🤖 AI Summary
To address three key bottlenecks in zero-shot compositional image retrieval (ZS-CIR)—static text embeddings, underutilization of image features, and inefficient vision-language fusion—this paper proposes Prompt Directional Vector (PDV), a training-free method. PDV dynamically generates text embeddings by modeling semantic shifts via directional vectors derived from prompts; transfers semantic priors into the image feature space to enhance visual representation; and introduces an adaptive weighting mechanism that fuses vision–language similarity scores based on their reliability. Entirely built upon a frozen, pre-trained CLIP model, PDV operates solely at inference time—performing vector scaling, feature projection, and fusion without any parameter updates or additional training. Evaluated on multiple ZS-CIR benchmarks, PDV consistently outperforms state-of-the-art methods, particularly improving the quality of compositional embeddings. It offers plug-and-play deployment and incurs negligible computational overhead.
📝 Abstract
Zero-shot composed image retrieval (ZS-CIR) enables image search using a reference image and text prompt without requiring specialized text-image composition networks trained on large-scale paired data.

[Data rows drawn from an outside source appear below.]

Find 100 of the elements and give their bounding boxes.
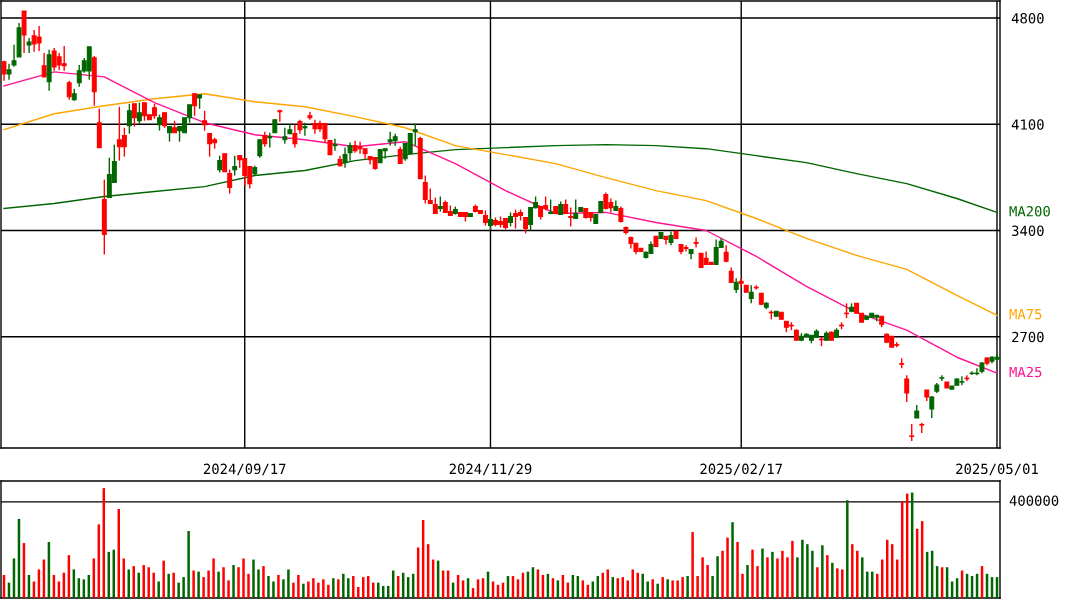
bar (142, 565, 145, 598)
x-tick-label: 2025/02/17 (700, 463, 782, 476)
bar (671, 580, 674, 598)
bar (686, 576, 689, 598)
bar (322, 579, 325, 598)
candlestick (282, 127, 288, 145)
bar (781, 550, 784, 598)
bar (262, 566, 265, 598)
candlestick (66, 80, 72, 101)
bar (177, 582, 180, 598)
bar (197, 571, 200, 598)
bar (337, 579, 340, 598)
bar (182, 577, 185, 598)
bar (352, 576, 355, 598)
bar (347, 578, 350, 598)
candlestick (277, 108, 283, 123)
bar (711, 576, 714, 598)
bar (846, 500, 849, 598)
candlestick (61, 45, 67, 72)
bar (816, 567, 819, 598)
bar (716, 556, 719, 598)
y-tick-label: 4100 (1011, 119, 1044, 130)
bar (292, 582, 295, 598)
bar (701, 557, 704, 598)
bar (302, 583, 305, 598)
bar (332, 578, 335, 598)
candlestick (292, 124, 298, 149)
bar (651, 579, 654, 598)
bar (372, 582, 375, 598)
candlestick (21, 10, 27, 54)
bar (821, 545, 824, 598)
bar (826, 555, 829, 598)
bar (766, 557, 769, 598)
bar (761, 548, 764, 598)
bar (362, 577, 365, 598)
bar (756, 566, 759, 598)
bar (212, 558, 215, 598)
bar (856, 550, 859, 598)
bar (646, 581, 649, 598)
bar (147, 567, 150, 598)
bar (132, 566, 135, 598)
candlestick (131, 103, 137, 128)
bar (252, 559, 255, 598)
bar (242, 558, 245, 598)
bar (192, 570, 195, 598)
candlestick (36, 25, 42, 52)
candlestick (86, 46, 92, 81)
candlestick (332, 137, 338, 152)
candlestick (412, 122, 418, 147)
bar (741, 573, 744, 598)
candlestick (136, 101, 142, 125)
series-label: MA75 (1009, 309, 1042, 320)
bar (871, 571, 874, 598)
candlestick (192, 93, 198, 117)
bar (137, 572, 140, 598)
bar (227, 580, 230, 598)
series-label: MA25 (1009, 366, 1042, 378)
candlestick (302, 122, 308, 137)
candlestick (748, 284, 754, 305)
bar (267, 576, 270, 598)
candlestick (904, 374, 910, 403)
bar (157, 581, 160, 598)
candlestick (207, 132, 213, 158)
y-tick-label: 4800 (1011, 13, 1044, 24)
bar (806, 544, 809, 598)
bar (721, 550, 724, 598)
bar (706, 565, 709, 598)
bar (172, 572, 175, 598)
bar (636, 572, 639, 598)
candlestick (26, 37, 32, 54)
y-tick-label: 2700 (1012, 331, 1044, 343)
bar (207, 570, 210, 598)
bar (317, 582, 320, 598)
bar (626, 580, 629, 598)
line-series (3, 93, 998, 317)
x-tick-label: 2025/05/01 (956, 463, 1038, 476)
bar (851, 544, 854, 598)
bar (217, 571, 220, 598)
bar (152, 572, 155, 598)
candlestick (126, 103, 132, 135)
candlestick (568, 206, 574, 228)
bar (162, 560, 165, 598)
bar (237, 567, 240, 598)
bar (791, 540, 794, 598)
bar (277, 574, 280, 598)
candlestick (573, 198, 579, 220)
candlestick (202, 110, 208, 132)
bar (327, 584, 330, 598)
text: 400000 (1009, 495, 1059, 506)
bar (726, 537, 729, 598)
candlestick (513, 208, 519, 230)
bar (187, 530, 190, 598)
candlestick (307, 110, 313, 121)
bar (691, 532, 694, 598)
bar (746, 565, 749, 598)
bar (307, 581, 310, 598)
bar (801, 539, 804, 598)
bar (232, 565, 235, 598)
bar (247, 573, 250, 598)
bar (641, 573, 644, 598)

However, current ZS-CIR approaches face three critical limitations in their reliance on composed text embeddings: static query embedding representations, insufficient utilization of image embeddings, and suboptimal performance when fusing text and image embeddings. To address these challenges, we introduce the Prompt Directional Vector (PDV), a simple yet effective training-free enhancement that captures semantic modifications induced by user prompts. PDV enables three key improvements: (1) dynamic composed text embeddings where prompt adjustments are controllable via a scaling factor, (2) composed image embeddings through semantic transfer from text prompts to image features, and (3) weighted fusion of composed text and image embeddings that enhances retrieval by balancing visual and semantic similarity. Our approach serves as a plug-and-play enhancement for existing ZS-CIR methods with minimal computational overhead. Extensive experiments across multiple benchmarks demonstrate that PDV consistently improves retrieval performance when integrated with state-of-the-art ZS-CIR approaches, particularly for methods that generate accurate compositional embeddings. The code will be publicly available.